Disruption. One of the most feared words that can be uttered to CEO’s of global companies and in board rooms around the world. Companies and entire industries have belatedly discovered that their decades old, tried and true businesses have been disrupted by upstarts the likes of (fill in the blank). Today, every major corporation has an outpost in the Valley and/or a corporate venture fund as they scramble to stay ahead, or at least in touch with many of the new companies and innovations which will likely affect them.
Silicon Valley has been about change and disruption. And over the years it has delivered, creating disruptive companies such as Google, PayPal, eBay, Facebook, LinkedIn, Workday, Tesla, Slack, Dropbox, Uber, AirBnB and hundreds of others which have materially changed industries and provided value to their customers. Entrepreneurs, as well as corporate executives, flock to Silicon Valley in the hopes of figuring out how to recreate the magic and how to avoid being disrupted out of business by the startups using innovative software, hardware, and platforms across a range of businesses and industries.
But Silicon Valley is not without its own flaws. Women and minority entrepreneurs often struggle for funding and advancement. A small number of male venture capitalists have used their position and power to make unwanted sexual advances on women and some founders, such as Travis Kalanick, Founder and former CEO at Uber, create unethical, hostile workplaces. Companies are often measured on their unicorn valuations instead of their true worth, creating incentives to raise money instead of building a successful business. And the cost of Bay area housing makes it difficult to attract and retain talent. Current constraints around visas, work permits, and immigration make it more challenging for the best and brightest to find their way to Silicon Valley as they have in the past. Instead of investing in innovative technologies, entrepreneurs and investors have focused on startups that can scale quickly and require limited capital to get to initial product and revenue. Hardware has become a four letter word for the vast majority of investors who can fund 10 software companies for the same amount of capital it takes to get one hardware company to first customer ship. While Silicon Valley has done a lot of good for the world, it is responsible for a fair amount of bad as well.
The investment cycle is often driven by fads that turn out not to be real and those companies fail. Bitcoin, AR/VR, cleantech, and even many companies in the gig economy turn out to severely underperform as business opportunities and investments. For those old enough to have lived thru the dot com bust, the parallels are a bit worrisome. Webvan raised money for an idea that was, at best, far ahead of its time.

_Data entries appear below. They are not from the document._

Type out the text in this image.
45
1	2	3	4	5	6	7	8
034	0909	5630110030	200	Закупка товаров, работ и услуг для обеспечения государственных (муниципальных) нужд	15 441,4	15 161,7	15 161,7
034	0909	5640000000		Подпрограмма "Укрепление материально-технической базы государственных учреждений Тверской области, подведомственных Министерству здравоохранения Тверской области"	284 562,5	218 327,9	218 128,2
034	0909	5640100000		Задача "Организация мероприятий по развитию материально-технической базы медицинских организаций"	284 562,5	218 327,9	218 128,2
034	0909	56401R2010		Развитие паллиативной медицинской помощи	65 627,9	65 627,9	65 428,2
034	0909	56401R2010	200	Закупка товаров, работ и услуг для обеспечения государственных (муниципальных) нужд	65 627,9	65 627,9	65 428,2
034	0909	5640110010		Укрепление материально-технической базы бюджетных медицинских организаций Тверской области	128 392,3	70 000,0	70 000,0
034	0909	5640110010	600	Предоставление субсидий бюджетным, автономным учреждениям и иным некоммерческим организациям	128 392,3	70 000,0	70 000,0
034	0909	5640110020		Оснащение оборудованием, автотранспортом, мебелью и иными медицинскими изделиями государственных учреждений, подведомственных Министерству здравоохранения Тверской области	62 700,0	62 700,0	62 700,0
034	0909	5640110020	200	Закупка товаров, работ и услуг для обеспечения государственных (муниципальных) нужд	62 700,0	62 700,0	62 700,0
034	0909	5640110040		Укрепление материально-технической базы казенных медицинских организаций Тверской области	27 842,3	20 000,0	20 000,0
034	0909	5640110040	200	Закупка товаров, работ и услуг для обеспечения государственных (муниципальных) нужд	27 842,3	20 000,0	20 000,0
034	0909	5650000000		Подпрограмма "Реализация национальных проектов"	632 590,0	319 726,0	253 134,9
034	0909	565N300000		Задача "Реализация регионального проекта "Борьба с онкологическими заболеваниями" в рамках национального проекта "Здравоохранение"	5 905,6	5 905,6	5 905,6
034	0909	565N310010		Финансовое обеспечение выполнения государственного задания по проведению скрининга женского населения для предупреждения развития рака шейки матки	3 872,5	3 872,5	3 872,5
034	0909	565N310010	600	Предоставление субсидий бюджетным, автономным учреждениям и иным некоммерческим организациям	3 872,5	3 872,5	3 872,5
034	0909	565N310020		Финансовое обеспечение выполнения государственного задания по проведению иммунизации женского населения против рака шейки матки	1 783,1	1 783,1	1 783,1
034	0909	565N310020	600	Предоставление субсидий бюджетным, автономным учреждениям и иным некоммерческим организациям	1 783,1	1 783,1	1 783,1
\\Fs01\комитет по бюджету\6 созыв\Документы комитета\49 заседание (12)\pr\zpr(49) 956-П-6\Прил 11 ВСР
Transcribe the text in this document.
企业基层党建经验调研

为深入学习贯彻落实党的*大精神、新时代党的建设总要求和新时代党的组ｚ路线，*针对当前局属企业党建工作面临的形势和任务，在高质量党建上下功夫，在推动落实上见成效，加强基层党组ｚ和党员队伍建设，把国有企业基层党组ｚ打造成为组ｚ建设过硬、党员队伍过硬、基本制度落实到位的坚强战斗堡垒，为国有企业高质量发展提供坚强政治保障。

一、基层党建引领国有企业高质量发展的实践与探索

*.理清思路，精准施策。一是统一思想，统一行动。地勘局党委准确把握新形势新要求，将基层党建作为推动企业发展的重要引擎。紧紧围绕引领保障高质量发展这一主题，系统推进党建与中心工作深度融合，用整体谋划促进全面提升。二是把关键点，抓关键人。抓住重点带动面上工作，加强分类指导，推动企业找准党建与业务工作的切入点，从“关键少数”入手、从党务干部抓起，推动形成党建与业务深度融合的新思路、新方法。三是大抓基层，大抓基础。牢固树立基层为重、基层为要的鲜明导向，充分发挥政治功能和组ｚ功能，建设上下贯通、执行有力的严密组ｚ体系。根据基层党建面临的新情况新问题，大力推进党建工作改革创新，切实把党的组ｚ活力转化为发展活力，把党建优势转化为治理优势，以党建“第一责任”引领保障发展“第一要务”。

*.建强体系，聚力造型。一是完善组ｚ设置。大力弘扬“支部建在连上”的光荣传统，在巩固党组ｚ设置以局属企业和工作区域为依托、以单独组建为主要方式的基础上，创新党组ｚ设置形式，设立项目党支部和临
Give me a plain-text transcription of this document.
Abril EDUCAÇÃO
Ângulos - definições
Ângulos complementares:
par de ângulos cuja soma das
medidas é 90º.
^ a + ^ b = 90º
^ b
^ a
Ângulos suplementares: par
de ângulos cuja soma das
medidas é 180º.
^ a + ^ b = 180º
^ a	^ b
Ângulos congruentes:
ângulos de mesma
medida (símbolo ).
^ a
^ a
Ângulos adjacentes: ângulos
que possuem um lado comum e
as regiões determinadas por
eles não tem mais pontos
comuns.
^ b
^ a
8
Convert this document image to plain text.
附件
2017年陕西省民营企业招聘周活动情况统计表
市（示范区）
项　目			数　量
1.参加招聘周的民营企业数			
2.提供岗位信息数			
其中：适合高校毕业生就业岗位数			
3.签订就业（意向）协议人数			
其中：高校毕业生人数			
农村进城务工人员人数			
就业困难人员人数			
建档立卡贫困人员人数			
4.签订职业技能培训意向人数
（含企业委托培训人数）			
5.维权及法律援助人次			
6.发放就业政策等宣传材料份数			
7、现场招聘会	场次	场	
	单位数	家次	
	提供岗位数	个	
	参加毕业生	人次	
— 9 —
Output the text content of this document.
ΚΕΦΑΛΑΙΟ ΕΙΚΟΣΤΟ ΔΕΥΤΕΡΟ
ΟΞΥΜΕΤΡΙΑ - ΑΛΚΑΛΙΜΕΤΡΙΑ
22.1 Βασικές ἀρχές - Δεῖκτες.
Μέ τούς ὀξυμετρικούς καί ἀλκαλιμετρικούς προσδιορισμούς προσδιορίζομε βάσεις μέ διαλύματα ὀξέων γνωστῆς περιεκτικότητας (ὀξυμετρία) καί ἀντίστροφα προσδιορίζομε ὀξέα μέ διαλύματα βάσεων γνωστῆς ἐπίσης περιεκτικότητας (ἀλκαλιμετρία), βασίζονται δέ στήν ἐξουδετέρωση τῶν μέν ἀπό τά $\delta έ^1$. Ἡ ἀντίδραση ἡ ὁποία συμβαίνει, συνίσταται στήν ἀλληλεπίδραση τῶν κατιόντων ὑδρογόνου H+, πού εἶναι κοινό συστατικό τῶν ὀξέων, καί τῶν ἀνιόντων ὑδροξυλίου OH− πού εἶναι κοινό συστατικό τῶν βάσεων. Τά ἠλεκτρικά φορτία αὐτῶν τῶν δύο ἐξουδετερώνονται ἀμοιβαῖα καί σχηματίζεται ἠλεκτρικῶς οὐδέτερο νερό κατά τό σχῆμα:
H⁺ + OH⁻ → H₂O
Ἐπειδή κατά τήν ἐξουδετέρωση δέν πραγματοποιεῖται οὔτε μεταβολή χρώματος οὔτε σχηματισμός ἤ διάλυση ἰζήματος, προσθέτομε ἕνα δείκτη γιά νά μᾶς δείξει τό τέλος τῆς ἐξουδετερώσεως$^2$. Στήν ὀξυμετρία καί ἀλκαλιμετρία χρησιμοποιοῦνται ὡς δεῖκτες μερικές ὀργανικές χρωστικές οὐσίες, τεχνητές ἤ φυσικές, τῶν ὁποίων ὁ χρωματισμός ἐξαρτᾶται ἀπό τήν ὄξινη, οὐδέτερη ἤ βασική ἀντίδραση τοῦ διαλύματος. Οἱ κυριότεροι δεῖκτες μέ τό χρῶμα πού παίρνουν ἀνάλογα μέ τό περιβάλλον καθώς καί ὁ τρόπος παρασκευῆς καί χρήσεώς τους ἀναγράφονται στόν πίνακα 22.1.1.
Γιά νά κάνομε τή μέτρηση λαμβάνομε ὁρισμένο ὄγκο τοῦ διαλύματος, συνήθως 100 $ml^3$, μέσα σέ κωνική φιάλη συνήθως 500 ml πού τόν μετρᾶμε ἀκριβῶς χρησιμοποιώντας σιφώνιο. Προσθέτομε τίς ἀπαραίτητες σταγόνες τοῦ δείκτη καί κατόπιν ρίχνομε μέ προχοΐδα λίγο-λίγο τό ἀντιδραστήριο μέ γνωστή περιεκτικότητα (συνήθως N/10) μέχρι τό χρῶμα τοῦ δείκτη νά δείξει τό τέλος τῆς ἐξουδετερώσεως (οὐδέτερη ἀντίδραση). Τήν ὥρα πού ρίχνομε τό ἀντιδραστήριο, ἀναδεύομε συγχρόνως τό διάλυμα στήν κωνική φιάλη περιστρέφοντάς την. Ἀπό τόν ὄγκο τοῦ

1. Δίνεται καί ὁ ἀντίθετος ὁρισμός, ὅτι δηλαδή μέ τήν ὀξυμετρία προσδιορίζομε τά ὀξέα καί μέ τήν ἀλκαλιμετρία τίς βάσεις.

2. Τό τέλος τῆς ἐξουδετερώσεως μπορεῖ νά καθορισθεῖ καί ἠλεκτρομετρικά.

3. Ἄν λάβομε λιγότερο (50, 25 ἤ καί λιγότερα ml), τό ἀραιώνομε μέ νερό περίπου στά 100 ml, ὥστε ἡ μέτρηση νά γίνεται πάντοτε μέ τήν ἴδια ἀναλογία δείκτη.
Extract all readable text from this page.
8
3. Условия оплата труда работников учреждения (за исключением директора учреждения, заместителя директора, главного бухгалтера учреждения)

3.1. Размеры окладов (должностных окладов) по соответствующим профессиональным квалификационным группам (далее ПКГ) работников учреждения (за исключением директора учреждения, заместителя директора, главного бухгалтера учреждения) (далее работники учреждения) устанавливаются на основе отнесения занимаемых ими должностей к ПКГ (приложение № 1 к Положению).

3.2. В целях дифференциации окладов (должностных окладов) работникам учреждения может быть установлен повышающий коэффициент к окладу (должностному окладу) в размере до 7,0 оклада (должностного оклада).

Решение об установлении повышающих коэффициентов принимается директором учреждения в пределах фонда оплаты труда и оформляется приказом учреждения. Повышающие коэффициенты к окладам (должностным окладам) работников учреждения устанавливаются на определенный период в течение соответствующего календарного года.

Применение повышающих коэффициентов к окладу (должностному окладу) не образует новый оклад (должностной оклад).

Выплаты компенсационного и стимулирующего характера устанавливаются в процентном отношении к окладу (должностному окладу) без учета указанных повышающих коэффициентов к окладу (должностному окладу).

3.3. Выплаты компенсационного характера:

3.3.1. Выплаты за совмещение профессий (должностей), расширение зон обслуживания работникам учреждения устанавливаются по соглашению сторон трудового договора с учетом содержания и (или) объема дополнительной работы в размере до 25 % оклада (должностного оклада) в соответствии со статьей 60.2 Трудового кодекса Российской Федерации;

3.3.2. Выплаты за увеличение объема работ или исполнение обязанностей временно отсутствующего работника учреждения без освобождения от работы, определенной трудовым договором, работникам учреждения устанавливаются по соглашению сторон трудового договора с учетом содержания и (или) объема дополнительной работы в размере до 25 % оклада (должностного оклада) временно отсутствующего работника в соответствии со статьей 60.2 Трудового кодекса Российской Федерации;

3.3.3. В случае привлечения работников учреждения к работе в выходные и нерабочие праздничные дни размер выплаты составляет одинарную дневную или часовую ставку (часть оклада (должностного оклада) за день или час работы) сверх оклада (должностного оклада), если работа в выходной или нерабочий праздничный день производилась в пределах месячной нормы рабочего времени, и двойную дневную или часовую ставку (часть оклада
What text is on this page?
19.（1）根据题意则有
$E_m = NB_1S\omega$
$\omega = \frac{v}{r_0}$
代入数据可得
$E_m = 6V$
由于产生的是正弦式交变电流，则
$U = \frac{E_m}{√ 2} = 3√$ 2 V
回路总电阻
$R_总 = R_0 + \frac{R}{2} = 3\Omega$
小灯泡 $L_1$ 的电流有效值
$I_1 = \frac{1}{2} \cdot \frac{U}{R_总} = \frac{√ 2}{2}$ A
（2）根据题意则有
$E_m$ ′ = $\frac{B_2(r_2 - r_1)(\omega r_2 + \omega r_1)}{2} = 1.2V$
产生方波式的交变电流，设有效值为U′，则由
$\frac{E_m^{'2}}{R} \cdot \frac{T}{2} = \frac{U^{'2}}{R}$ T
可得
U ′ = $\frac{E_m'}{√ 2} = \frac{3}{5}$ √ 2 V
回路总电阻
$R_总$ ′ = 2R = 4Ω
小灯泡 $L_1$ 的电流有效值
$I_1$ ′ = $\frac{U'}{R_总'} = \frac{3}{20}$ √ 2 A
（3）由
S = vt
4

Theranos raised the same billion dollars with product promises that could not be met. Hampton Creek, Zenefits, and Skully have materially misrepresented themselves. Other questionable companies such as Juicero, Jawbone, and Beepi all turned into expensive write-offs. The Silicon Valley mantra of move fast and break things has been a justification to. at times, do bad and often illegal things. Equally culpable are a small number of venture capital investors who practice a form of “pump and dump” by hyping a company or sector and then seeking an early exit before the inevitable reality sets in. Creating businesses that really aren’t viable companies in the long run doesn’t work in my world. What ever happened to built to last?
Silicon Valley has had an unprecedented run-it has been the most successful, most innovative ecosystem for decades. Until now. One of Silicon Valley’s key strengths has been the ability to change, to reinvent itself and find new talent, new industries and new ways to build successful businesses. While Silicon Valley is an attitude, an approach a style of doing business, it is also a place. Where it was once unique it now has other parts of the US and the world which are rapidly catching up. There is talent, money and markets in New York, Berlin, Beijing, and Singapore. But whether SV knows it or not, it is history. First, silicon isn’t a major factor driving innovation in the valley; software, AI, blockchain, and analytics are where the opportunities and investment dollars are focused. While hardware isn’t dead, at best it is on life support as entrepreneurs and investors try to build businesses that rely on little hardware or use standard hardware. Secondly, Silicon Valley is still stuck in the 20th century where physical location is key to success. In a global economy with talent available everywhere, companies no longer need to be clustered in a specific location, and certainly not in SV. The most recent decade has seen innovative companies expand to San Francisco, Eastern Europe, Africa and Asia. Yet Silicon Valley investors and the funds are structured so it is difficult if not impossible to invest in most out of area, early stage companies and any international companies at any stage. Silicon Valley’s model has been to wait for those companies to show up with hat in hand-or wait for a Silicon Valley based company to outmaneuver the out of town competitor.
And yet, the world races ahead while Silicon Valley continues as though nothing can usurp its dominance. But China will soon surpasses the Valley on the magnitude of venture dollars invested in startups; likewise, India is moving forward, driven, like China, by large domestic markets, numerous universities, and money from both local and international sources.
The world still has big problems that need solutions, and the talent that startup entrepreneurs possess. Food waste, clean water and energy, global climate change, better healthcare and nutrient for the other two-thirds of the world remain pressing problems. Many of these businesses are currently difficult to get funded by Silicon Valley because of where they are located, their non-US markets and the fact that many don’t “fit” the model of typical Silicon Valley investments.
If Silicon Valley is to retain its global leadership position it needs to do what it is best at-disruption. Or more precisely, in this case, Silicon Valley needs to disrupt itself. Over the ensuing months, I will examine, in further detail, the challenges that Silicon Valley faces as well as the ways in which it can materially change. Silicon Valley is at a crossroad; it can either change and lead or stay as stuck in time like many of the companies who now struggle to keep up with more nimble startups. Lead or follow, that is the question.
The goal of this blog is to inspire dialog and discussion. And hopefully, change. I do believe that the change will come from entrepreneurs who believe that they can change Silicon Valley and the world through innovation, creativity and perservance. My objective is to be the spark that helps initiate that powerful force.